I can answer questions relating to coming out, relationships, dealing with men/women in romantic contexts and general anxieties about dating. I can also answer questions with self-confidence and presenting yourself well i.e. "love coaching" to make yourself as eligible as possible. I've also had a lot of examples when things have gone 'badly' and can advise how to make the best of things and get back on your feet.

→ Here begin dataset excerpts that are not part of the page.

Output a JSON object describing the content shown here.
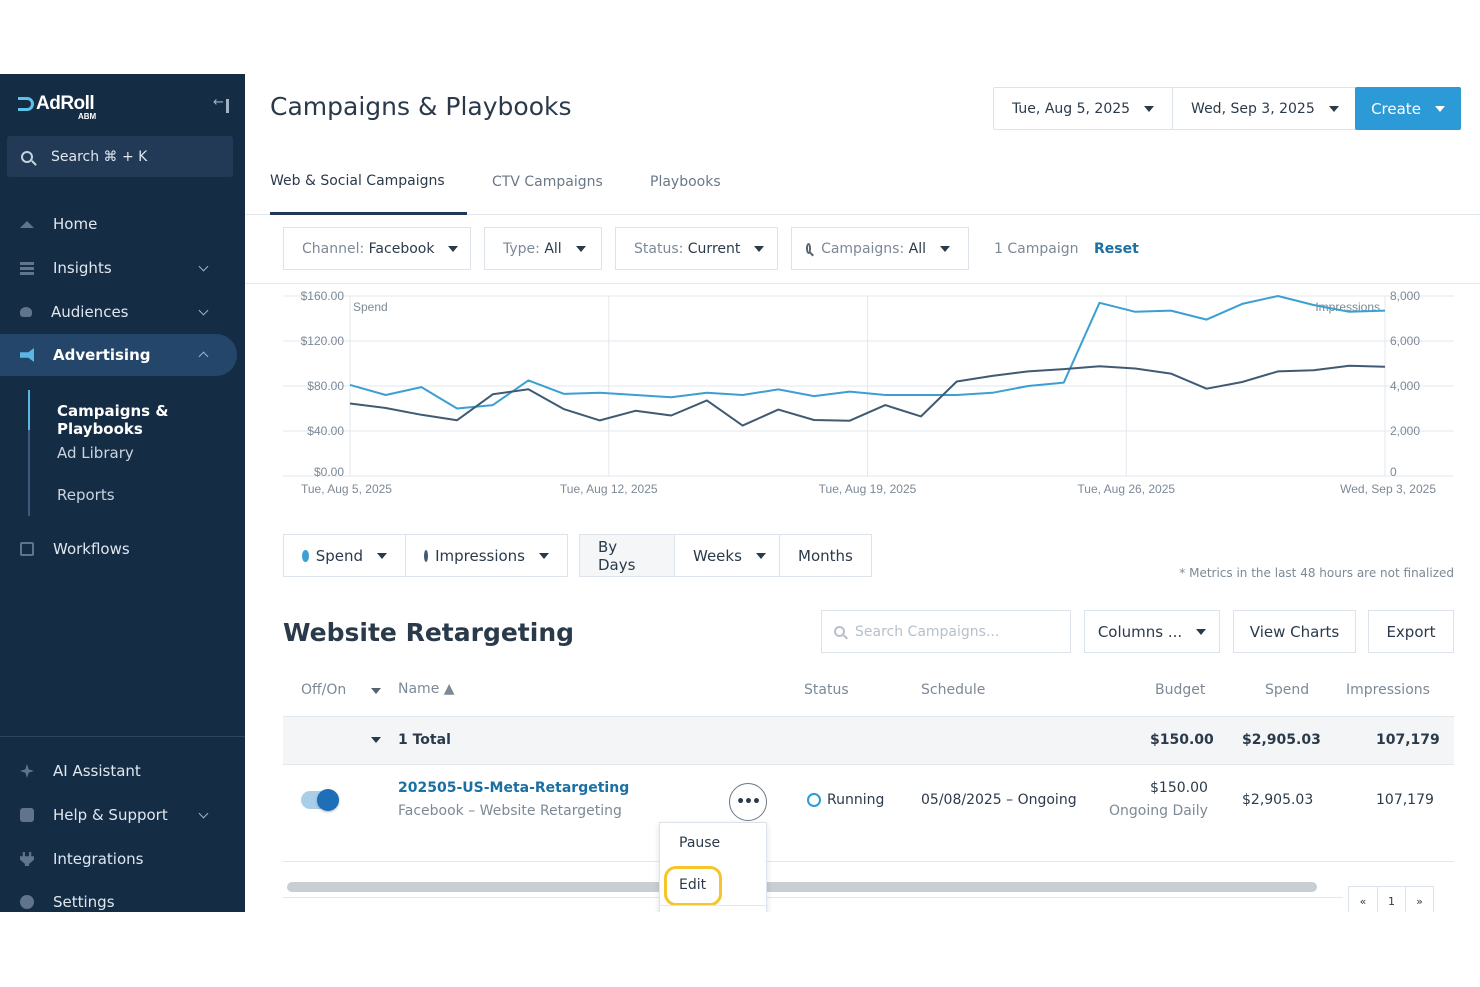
{
  "app": {
    "logo_text": "AdRoll",
    "logo_sub": "ABM"
  },
  "sidebar": {
    "search_label": "Search ⌘ + K",
    "items": [
      {
        "label": "Home",
        "icon": "home-icon"
      },
      {
        "label": "Insights",
        "icon": "bar-chart-icon"
      },
      {
        "label": "Audiences",
        "icon": "people-icon"
      },
      {
        "label": "Advertising",
        "icon": "megaphone-icon"
      },
      {
        "label": "Workflows",
        "icon": "workflow-icon"
      }
    ],
    "subitems": [
      "Campaigns & Playbooks",
      "Ad Library",
      "Reports"
    ],
    "bottom_items": [
      {
        "label": "AI Assistant",
        "icon": "sparkle-icon"
      },
      {
        "label": "Help & Support",
        "icon": "help-icon"
      },
      {
        "label": "Integrations",
        "icon": "plug-icon"
      },
      {
        "label": "Settings",
        "icon": "gear-icon"
      }
    ]
  },
  "header": {
    "title": "Campaigns & Playbooks",
    "start_date": "Tue, Aug 5, 2025",
    "end_date": "Wed, Sep 3, 2025",
    "create_label": "Create"
  },
  "tabs": [
    "Web & Social Campaigns",
    "CTV Campaigns",
    "Playbooks"
  ],
  "filters": {
    "channel_label": "Channel:",
    "channel_value": "Facebook",
    "type_label": "Type:",
    "type_value": "All",
    "status_label": "Status:",
    "status_value": "Current",
    "campaigns_label": "Campaigns:",
    "campaigns_value": "All",
    "count": "1 Campaign",
    "reset": "Reset"
  },
  "chart_data": {
    "type": "line",
    "x_tick_labels": [
      "Tue, Aug 5, 2025",
      "Tue, Aug 12, 2025",
      "Tue, Aug 19, 2025",
      "Tue, Aug 26, 2025",
      "Wed, Sep 3, 2025"
    ],
    "y_left_label": "Spend",
    "y_left_ticks": [
      "$160.00",
      "$120.00",
      "$80.00",
      "$40.00",
      "$0.00"
    ],
    "y_left_range": [
      0,
      160
    ],
    "y_right_label": "Impressions",
    "y_right_ticks": [
      "8,000",
      "6,000",
      "4,000",
      "2,000",
      "0"
    ],
    "y_right_range": [
      0,
      8000
    ],
    "grid": true,
    "series": [
      {
        "name": "Spend",
        "color": "#3c9fd2",
        "axis": "left",
        "values": [
          81,
          72,
          79,
          60,
          63,
          85,
          73,
          74,
          72,
          70,
          74,
          72,
          77,
          71,
          75,
          72,
          72,
          72,
          74,
          80,
          83,
          154,
          146,
          147,
          139,
          153,
          160,
          152,
          146,
          147
        ]
      },
      {
        "name": "Impressions",
        "color": "#3f5a72",
        "axis": "right",
        "values": [
          3220,
          3020,
          2720,
          2480,
          3630,
          3860,
          2970,
          2470,
          2900,
          2690,
          3360,
          2240,
          2950,
          2490,
          2460,
          3150,
          2650,
          4200,
          4450,
          4650,
          4750,
          4880,
          4780,
          4550,
          3880,
          4180,
          4650,
          4700,
          4900,
          4860
        ]
      }
    ]
  },
  "metrics": {
    "spend_label": "Spend",
    "impressions_label": "Impressions",
    "spend_color": "#3c9fd2",
    "impressions_color": "#3f5a72",
    "by_days": "By Days",
    "weeks": "Weeks",
    "months": "Months",
    "footnote": "* Metrics in the last 48 hours are not finalized"
  },
  "section": {
    "title": "Website Retargeting",
    "search_placeholder": "Search Campaigns...",
    "columns_label": "Columns ...",
    "view_charts_label": "View Charts",
    "export_label": "Export"
  },
  "table": {
    "headers": {
      "offon": "Off/On",
      "name": "Name ▲",
      "status": "Status",
      "schedule": "Schedule",
      "budget": "Budget",
      "spend": "Spend",
      "impressions": "Impressions"
    },
    "total": {
      "label": "1 Total",
      "budget": "$150.00",
      "spend": "$2,905.03",
      "impressions": "107,179"
    },
    "rows": [
      {
        "name": "202505-US-Meta-Retargeting",
        "subtitle": "Facebook – Website Retargeting",
        "status": "Running",
        "schedule": "05/08/2025 – Ongoing",
        "budget": "$150.00",
        "budget_sub": "Ongoing Daily",
        "spend": "$2,905.03",
        "impressions": "107,179"
      }
    ]
  },
  "row_menu": {
    "more_label": "•••",
    "items": [
      "Pause",
      "Edit"
    ]
  },
  "pager": {
    "prev": "«",
    "page": "1",
    "next": "»"
  }
}
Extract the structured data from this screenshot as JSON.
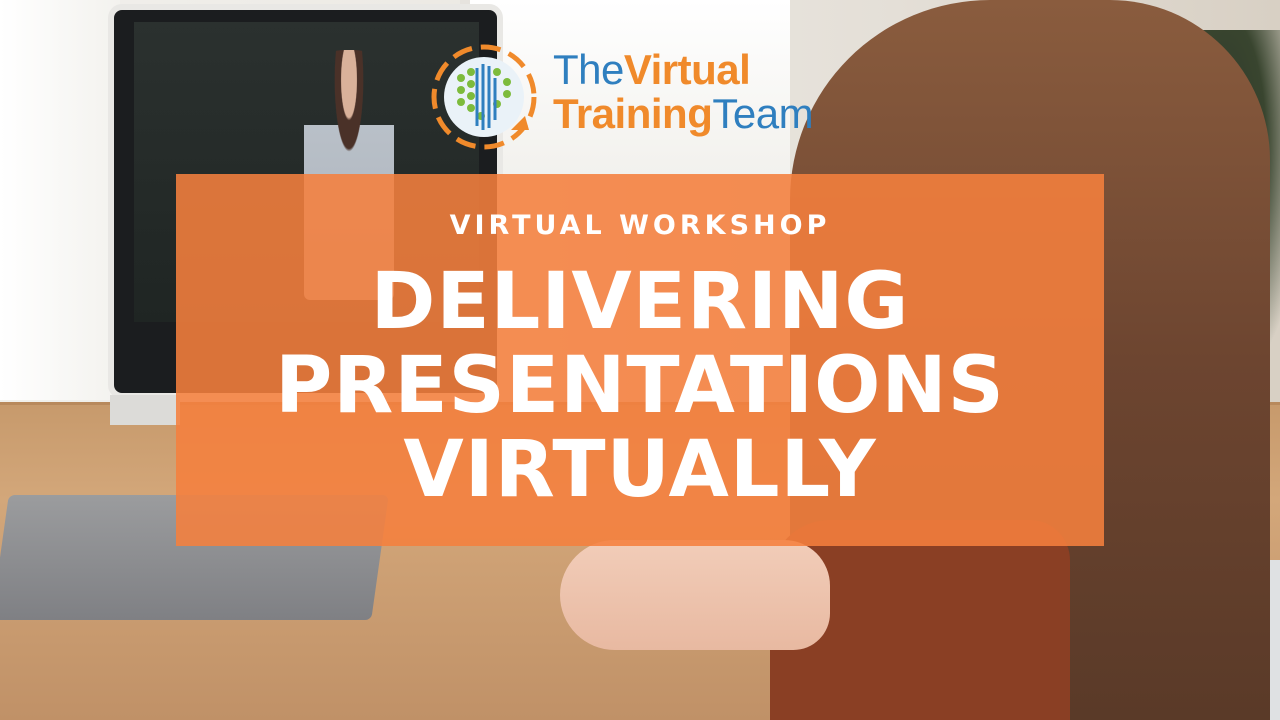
{
  "logo": {
    "word_the": "The",
    "word_virtual": "Virtual",
    "word_training": "Training",
    "word_team": "Team",
    "colors": {
      "blue": "#2f7fbf",
      "orange": "#f08a2b",
      "green": "#7dbb3c"
    },
    "icon": "globe-icon"
  },
  "banner": {
    "kicker": "VIRTUAL WORKSHOP",
    "headline": [
      "DELIVERING",
      "PRESENTATIONS",
      "VIRTUALLY"
    ],
    "color": "#f5803e"
  }
}
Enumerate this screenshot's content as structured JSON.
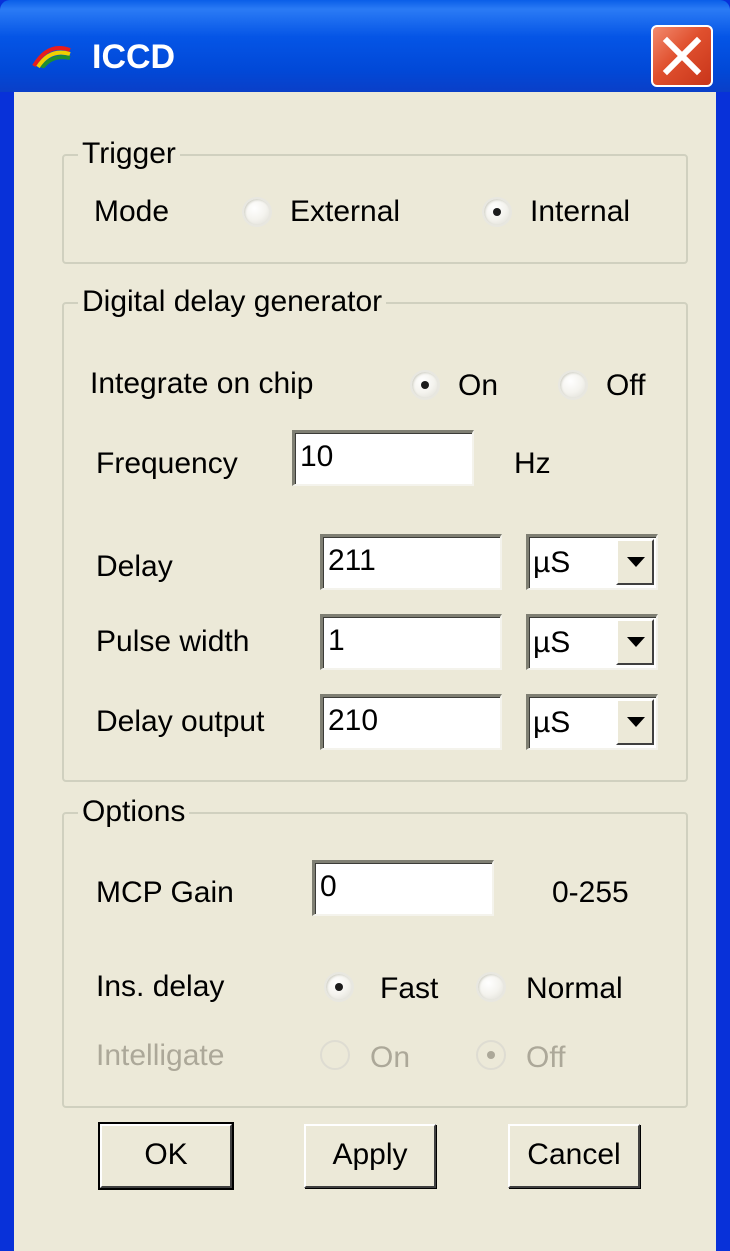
{
  "window": {
    "title": "ICCD",
    "app_icon": "rainbow-icon",
    "close_icon": "close-icon"
  },
  "trigger": {
    "legend": "Trigger",
    "mode_label": "Mode",
    "options": [
      {
        "label": "External",
        "checked": false
      },
      {
        "label": "Internal",
        "checked": true
      }
    ]
  },
  "ddg": {
    "legend": "Digital delay generator",
    "integrate_label": "Integrate on chip",
    "integrate_on": "On",
    "integrate_off": "Off",
    "integrate_selected": "On",
    "frequency_label": "Frequency",
    "frequency_value": "10",
    "frequency_unit": "Hz",
    "delay_label": "Delay",
    "delay_value": "211",
    "delay_unit": "µS",
    "pulse_label": "Pulse width",
    "pulse_value": "1",
    "pulse_unit": "µS",
    "delay_output_label": "Delay output",
    "delay_output_value": "210",
    "delay_output_unit": "µS"
  },
  "options": {
    "legend": "Options",
    "mcp_label": "MCP Gain",
    "mcp_value": "0",
    "mcp_range": "0-255",
    "ins_delay_label": "Ins. delay",
    "ins_fast": "Fast",
    "ins_normal": "Normal",
    "ins_selected": "Fast",
    "intelligate_label": "Intelligate",
    "intelligate_on": "On",
    "intelligate_off": "Off",
    "intelligate_selected": "Off",
    "intelligate_enabled": false
  },
  "buttons": {
    "ok": "OK",
    "apply": "Apply",
    "cancel": "Cancel"
  },
  "colors": {
    "titlebar": "#0555e6",
    "close": "#e0502e",
    "face": "#ece9d8",
    "disabled_text": "#aca899"
  }
}
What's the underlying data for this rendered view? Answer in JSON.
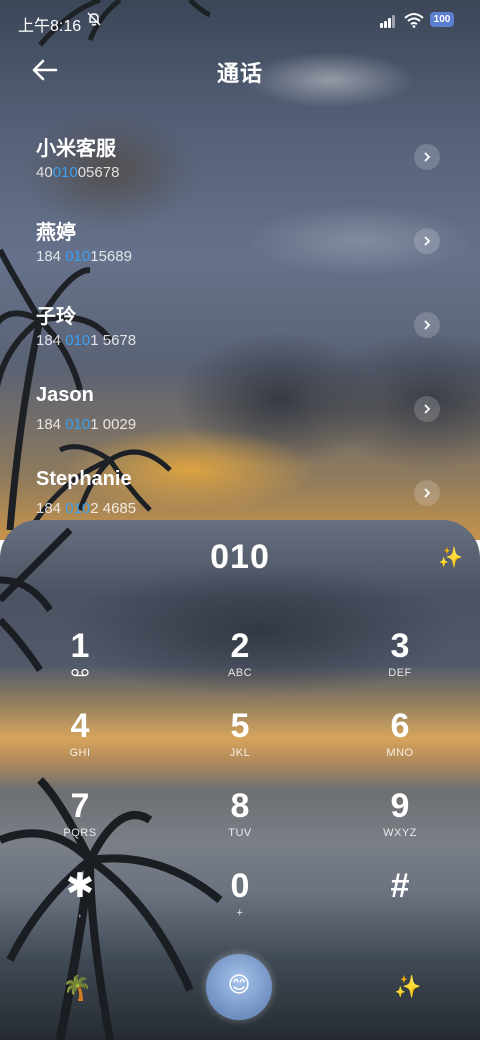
{
  "status_bar": {
    "time": "上午8:16",
    "mute_icon": "mute-bell-icon",
    "battery": "100",
    "battery_color": "#5d7fd1"
  },
  "header": {
    "title": "通话",
    "back_icon": "back-arrow-icon"
  },
  "contacts": [
    {
      "name": "小米客服",
      "num_pre": "40",
      "num_hl": "010",
      "num_post": "05678"
    },
    {
      "name": "燕婷",
      "num_pre": "184 ",
      "num_hl": "010",
      "num_post": "15689"
    },
    {
      "name": "子玲",
      "num_pre": "184 ",
      "num_hl": "010",
      "num_post": "1 5678"
    },
    {
      "name": "Jason",
      "num_pre": "184 ",
      "num_hl": "010",
      "num_post": "1 0029"
    },
    {
      "name": "Stephanie",
      "num_pre": "184 ",
      "num_hl": "010",
      "num_post": "2 4685"
    }
  ],
  "highlight_color": "#3aa0f0",
  "dialer": {
    "entered": "010",
    "top_right_icon": "sparkle-icon",
    "keys": [
      {
        "digit": "1",
        "sub": "",
        "icon": "voicemail-icon"
      },
      {
        "digit": "2",
        "sub": "ABC"
      },
      {
        "digit": "3",
        "sub": "DEF"
      },
      {
        "digit": "4",
        "sub": "GHI"
      },
      {
        "digit": "5",
        "sub": "JKL"
      },
      {
        "digit": "6",
        "sub": "MNO"
      },
      {
        "digit": "7",
        "sub": "PQRS"
      },
      {
        "digit": "8",
        "sub": "TUV"
      },
      {
        "digit": "9",
        "sub": "WXYZ"
      },
      {
        "digit": "✱",
        "sub": ","
      },
      {
        "digit": "0",
        "sub": "+"
      },
      {
        "digit": "#",
        "sub": ""
      }
    ],
    "bottom_left_icon": "🌴",
    "call_icon": "😊",
    "bottom_right_icon": "✨"
  }
}
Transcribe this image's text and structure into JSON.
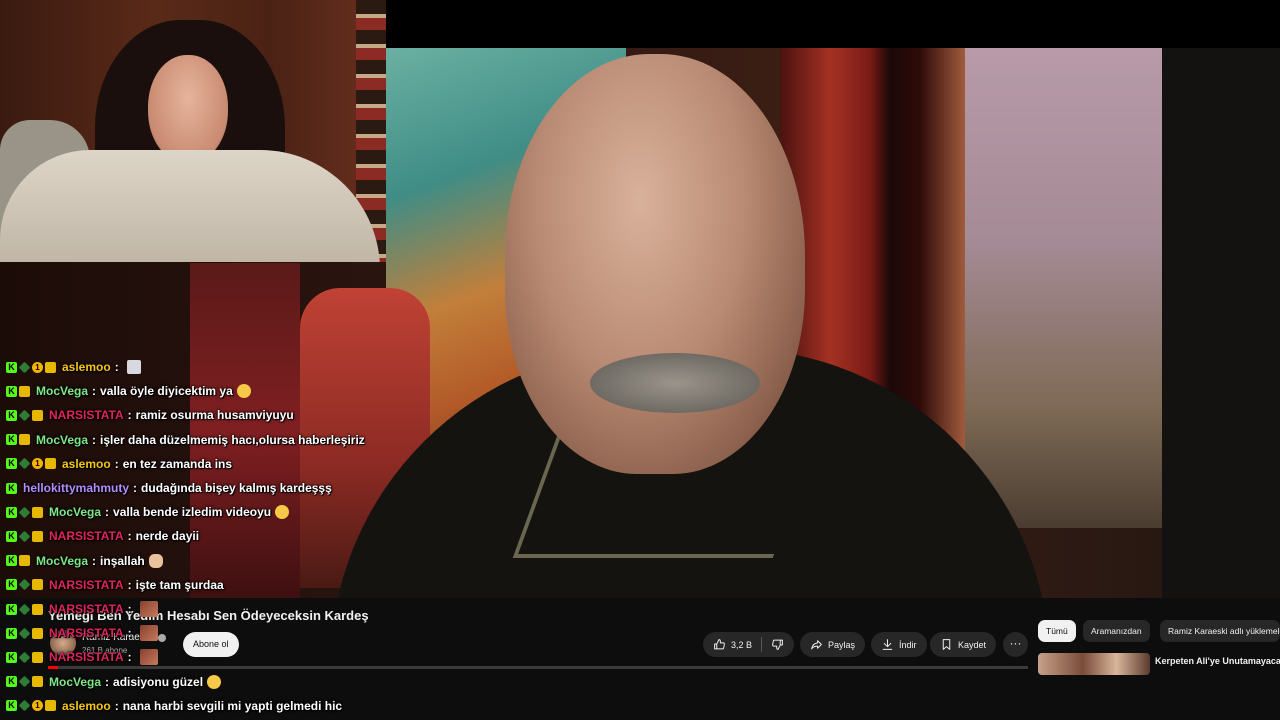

Being openly bisexual I have experience in dealing with men and women and the nuances of being in relationships with both. I also am a bit of an old-fashioned romantic so have ideas and suggestions for dates and surprises, romantic etiquette and fun tailored to both men and women taken from my own experience (good & bad). I've also had many interesting adventures in the dating world which have given me a bit of rounded perspective with things. And having graduated from Uni I too am experiencing a transition from college to 'real world' dating which shapes my view on things. I've gone from a sofa Romeo to a real one (matter of opional!) which has taught me much about applying oneself to romance.

University LGBT Society.

University and Masters graduate in Literature and Film Studies so I am well-read which gives me somewhat of a grounded 'academic' view on things. I've also read many books on Love, dating and related subjects. Likewise with movies. I'm also a bit of an old-fashioned nerd so am quite into a good date and know some hotspots in London, not to mention a good love poem which never went awry. Avid believer and reader of personal development materials so can help people with self-improvement or at least refer them to a useful book.